Key Takeaways
- Doximity shares surged Friday morning after the company’s second quarter results and outlook for the rest of its fiscal year beat estimates.
- The company said over 600,000 medical professionals used its networking and productivity tools in the quarter.
- Doximity’s third-quarter revenue projections beat estimates, and the company lifted its full-year outlook for revenue.
Doximity (DOCS) shares jumped nearly 40% in premarket trading Friday after the medical tech company’s earnings and outlook came in above what analysts expected.
Doximity, which provides software tools for medical professionals, reported $136.8 million in revenue for the second quarter of fiscal 2025, a 20% increase from the same time last year and above the $128.4 million analysts had expected.

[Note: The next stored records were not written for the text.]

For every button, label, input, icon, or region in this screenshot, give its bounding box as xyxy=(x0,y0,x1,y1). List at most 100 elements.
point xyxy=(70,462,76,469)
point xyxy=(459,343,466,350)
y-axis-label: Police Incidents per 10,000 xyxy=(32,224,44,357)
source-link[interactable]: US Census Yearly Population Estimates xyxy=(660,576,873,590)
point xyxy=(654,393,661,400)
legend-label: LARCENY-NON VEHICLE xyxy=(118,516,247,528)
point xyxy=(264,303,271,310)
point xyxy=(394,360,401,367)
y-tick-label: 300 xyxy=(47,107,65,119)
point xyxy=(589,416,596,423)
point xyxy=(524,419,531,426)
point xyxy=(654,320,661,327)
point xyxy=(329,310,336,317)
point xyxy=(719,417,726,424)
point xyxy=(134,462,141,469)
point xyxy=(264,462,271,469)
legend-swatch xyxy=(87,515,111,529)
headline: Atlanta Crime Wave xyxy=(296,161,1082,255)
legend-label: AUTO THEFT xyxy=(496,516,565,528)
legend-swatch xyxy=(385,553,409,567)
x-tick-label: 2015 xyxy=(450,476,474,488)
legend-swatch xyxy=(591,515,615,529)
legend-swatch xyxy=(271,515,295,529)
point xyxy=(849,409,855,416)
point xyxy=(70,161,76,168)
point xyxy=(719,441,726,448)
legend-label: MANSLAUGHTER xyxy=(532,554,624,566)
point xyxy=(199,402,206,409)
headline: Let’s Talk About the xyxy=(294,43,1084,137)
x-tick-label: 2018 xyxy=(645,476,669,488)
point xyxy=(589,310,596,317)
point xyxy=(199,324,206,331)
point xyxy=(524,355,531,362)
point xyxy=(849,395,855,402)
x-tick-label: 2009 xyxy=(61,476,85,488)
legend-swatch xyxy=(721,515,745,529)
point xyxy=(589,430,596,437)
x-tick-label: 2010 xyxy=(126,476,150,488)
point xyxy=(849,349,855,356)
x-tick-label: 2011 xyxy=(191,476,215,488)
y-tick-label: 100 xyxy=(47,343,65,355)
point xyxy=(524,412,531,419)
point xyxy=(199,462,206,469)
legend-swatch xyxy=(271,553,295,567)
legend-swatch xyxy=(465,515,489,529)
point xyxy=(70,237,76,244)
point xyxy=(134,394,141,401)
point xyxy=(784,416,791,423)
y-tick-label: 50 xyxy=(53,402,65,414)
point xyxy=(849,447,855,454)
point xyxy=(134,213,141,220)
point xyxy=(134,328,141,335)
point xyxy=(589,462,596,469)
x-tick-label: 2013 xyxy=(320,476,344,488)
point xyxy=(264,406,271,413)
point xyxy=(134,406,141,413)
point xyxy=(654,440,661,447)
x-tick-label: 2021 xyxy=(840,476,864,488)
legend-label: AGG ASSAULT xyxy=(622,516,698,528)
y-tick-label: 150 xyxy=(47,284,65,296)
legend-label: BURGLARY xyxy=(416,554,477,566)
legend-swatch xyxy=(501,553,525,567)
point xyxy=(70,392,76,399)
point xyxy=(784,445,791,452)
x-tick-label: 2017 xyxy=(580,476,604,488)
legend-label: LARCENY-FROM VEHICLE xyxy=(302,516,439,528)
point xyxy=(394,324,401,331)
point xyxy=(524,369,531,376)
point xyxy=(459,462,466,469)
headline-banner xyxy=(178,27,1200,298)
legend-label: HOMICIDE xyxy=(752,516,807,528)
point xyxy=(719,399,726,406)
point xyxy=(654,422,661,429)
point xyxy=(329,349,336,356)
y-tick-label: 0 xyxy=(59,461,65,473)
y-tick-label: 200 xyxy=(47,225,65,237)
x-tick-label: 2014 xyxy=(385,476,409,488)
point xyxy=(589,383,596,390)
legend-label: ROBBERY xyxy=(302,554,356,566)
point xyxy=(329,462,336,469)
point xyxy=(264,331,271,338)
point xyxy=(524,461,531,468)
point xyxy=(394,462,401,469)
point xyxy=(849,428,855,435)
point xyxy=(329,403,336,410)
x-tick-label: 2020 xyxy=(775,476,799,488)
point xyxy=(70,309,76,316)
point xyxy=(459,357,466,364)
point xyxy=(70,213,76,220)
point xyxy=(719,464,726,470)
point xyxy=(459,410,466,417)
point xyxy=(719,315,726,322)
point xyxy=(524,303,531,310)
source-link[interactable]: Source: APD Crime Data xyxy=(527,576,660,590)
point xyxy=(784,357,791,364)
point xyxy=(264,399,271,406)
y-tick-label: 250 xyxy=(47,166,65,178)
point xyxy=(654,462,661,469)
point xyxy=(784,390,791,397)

Profits also beat estimates at $44.2 million, better than the $37.9 million analysts projected, according to estimates compiled by Visible Alpha.
CEO Jeff Tangney said the company’s “clinical workflow tools saw record use” in the quarter with over 600,000 users.
Doximity’s outlook is also fueling its rise Friday, as the company provided better-than-expected projections for the third quarter and lifted its full-year outlook. Third quarter revenue is projected between $152 million to $153 million, above the $142.7 million analysts had expected, with adjusted earnings before interest, taxes, depreciation, and amortization (EBITDA) between $83 million to $84 million, compared to the consensus projection of $69.65 million.
For the full year, Doximity lifted its revenue range to $535 million to $540 million, up from $514 million to $523 million previously.
Shares were up 38.6% to $60.19 Friday morning, putting Doximity on track for its highest opening price since March 2022.